The allegations are the latest controversy in the Conservative party’s selection process to find a candidate for the London mayoral election in 2024 to challenge Labour incumbent Sadiq Khan, who is seeking an unprecedented third term.
The process has been marred by an allegation hinting at foul play, which was later withdrawn, and by grumblings about the lack of starpower among the hopefuls who have thrown their hat into the ring.
Senior Tory insiders have expressed surprise that Paul Scully, minister for London since 2020, did not make the final three when the shortlist was announced earlier this month. The two other candidates alongside Danish-born entrepreneur Korski are London Assembly member Susan Hall and barrister Mozammel Hossain.

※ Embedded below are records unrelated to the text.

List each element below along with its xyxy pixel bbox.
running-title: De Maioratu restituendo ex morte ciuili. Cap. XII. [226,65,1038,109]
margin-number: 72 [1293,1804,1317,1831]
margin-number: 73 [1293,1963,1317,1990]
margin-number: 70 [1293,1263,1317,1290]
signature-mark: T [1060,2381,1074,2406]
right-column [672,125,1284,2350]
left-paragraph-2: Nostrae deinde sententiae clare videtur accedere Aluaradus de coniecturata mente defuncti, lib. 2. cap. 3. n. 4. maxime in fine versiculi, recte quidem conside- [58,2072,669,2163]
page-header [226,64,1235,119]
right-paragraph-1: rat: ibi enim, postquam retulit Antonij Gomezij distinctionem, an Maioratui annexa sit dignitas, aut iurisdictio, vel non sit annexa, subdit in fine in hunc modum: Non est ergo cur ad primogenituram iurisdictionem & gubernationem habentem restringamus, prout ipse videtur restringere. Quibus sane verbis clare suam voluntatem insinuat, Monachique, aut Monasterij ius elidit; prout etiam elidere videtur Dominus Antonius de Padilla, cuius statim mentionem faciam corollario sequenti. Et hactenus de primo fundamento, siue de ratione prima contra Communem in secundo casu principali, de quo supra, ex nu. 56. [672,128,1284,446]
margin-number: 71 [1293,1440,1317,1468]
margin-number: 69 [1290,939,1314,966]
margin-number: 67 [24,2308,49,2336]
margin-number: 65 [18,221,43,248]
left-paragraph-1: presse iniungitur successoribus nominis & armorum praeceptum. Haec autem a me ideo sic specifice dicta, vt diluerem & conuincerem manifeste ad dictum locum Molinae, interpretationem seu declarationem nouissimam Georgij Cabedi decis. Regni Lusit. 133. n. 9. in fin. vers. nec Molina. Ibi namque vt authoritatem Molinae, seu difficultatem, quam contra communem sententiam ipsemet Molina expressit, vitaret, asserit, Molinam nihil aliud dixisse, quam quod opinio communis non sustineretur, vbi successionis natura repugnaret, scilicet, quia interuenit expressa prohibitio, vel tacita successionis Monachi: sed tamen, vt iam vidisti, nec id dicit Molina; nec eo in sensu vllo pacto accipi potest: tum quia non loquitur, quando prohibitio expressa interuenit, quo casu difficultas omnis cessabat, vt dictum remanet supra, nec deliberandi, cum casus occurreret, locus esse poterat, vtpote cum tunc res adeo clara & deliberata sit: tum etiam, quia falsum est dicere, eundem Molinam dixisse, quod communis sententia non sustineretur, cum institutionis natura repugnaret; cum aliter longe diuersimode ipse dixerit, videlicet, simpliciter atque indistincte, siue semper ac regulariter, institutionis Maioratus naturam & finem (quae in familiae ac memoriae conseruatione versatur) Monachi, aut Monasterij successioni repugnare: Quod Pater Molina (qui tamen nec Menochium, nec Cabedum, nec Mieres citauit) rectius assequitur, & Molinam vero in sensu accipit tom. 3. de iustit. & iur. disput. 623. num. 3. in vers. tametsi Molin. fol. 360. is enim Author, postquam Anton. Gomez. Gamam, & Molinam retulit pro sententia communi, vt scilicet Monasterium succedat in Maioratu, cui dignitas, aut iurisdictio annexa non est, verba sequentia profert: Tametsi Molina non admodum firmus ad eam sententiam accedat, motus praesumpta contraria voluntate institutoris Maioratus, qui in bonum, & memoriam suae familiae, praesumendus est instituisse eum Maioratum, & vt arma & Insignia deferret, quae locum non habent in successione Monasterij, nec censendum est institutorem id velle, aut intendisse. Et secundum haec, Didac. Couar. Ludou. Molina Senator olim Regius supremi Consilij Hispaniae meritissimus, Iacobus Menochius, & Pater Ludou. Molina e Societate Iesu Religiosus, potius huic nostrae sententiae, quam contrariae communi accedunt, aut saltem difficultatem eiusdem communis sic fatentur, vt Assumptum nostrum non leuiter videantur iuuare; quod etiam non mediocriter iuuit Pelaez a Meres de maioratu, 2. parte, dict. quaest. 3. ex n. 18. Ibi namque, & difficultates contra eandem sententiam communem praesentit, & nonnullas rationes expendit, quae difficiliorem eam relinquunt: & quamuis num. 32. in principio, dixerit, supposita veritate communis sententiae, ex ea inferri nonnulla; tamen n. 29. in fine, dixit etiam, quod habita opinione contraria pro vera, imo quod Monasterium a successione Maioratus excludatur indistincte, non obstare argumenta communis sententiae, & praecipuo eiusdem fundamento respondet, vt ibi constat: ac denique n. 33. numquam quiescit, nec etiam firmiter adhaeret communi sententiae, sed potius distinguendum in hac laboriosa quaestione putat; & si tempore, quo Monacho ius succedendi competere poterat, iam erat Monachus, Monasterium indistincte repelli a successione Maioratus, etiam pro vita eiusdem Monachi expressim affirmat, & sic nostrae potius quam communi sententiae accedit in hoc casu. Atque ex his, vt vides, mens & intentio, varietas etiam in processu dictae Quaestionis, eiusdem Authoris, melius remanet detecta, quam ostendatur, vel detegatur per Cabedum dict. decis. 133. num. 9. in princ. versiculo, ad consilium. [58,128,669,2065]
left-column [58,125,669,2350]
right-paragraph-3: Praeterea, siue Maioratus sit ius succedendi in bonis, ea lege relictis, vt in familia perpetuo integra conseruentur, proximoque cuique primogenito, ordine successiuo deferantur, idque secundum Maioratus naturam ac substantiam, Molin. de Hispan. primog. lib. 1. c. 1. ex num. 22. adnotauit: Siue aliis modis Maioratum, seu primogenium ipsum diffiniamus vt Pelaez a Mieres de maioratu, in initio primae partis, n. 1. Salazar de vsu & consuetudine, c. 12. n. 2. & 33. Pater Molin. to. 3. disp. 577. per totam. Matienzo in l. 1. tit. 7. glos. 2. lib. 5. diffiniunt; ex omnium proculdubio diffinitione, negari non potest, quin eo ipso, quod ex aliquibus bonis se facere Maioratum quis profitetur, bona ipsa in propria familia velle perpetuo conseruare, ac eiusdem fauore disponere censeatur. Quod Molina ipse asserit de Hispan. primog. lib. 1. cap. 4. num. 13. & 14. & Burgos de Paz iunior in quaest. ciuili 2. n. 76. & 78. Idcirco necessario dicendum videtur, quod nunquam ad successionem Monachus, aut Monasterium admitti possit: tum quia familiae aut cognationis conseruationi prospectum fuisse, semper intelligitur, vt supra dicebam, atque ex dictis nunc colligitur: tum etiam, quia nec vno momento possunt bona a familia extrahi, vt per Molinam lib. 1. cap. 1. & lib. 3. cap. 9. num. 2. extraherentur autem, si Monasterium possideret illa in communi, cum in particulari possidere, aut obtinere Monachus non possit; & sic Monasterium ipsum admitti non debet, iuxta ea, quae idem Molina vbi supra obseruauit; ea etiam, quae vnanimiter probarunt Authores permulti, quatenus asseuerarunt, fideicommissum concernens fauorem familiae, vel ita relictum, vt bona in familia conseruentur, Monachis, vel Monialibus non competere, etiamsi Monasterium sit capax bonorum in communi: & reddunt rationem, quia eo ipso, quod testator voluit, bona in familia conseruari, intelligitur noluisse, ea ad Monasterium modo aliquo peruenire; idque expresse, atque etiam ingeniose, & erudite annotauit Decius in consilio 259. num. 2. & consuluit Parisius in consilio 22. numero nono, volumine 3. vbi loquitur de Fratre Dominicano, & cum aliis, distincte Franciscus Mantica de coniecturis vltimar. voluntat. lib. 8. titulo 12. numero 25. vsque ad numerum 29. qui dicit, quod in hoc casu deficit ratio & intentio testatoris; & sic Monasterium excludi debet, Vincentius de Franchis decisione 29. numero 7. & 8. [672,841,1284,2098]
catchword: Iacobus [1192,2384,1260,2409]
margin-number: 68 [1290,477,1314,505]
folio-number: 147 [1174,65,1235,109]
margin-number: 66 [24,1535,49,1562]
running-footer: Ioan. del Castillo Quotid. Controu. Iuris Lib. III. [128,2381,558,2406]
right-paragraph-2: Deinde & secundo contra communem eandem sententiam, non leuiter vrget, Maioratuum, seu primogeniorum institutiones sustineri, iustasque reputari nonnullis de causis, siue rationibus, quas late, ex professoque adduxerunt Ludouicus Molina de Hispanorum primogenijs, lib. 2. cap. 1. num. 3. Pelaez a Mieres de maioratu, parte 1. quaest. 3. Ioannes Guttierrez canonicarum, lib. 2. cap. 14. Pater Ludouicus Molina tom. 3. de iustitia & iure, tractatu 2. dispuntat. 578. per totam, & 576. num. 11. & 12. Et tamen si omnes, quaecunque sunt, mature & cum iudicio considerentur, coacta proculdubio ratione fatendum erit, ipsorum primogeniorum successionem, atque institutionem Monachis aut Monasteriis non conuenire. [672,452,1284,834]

One Conservative MP representing a London seat said Scully had been “leading the fight in outer London” against the expansion of the capital’s ultra-low emission zone (Ulez) to the suburbs, which has proven controversial with some residents.
“Nobody can get their head around why Paul wasn’t in the final. He can turn out the vote in outer London,” said the MP.
The final candidate will be announced on July 19 following a series of hustings and a ballot of party members.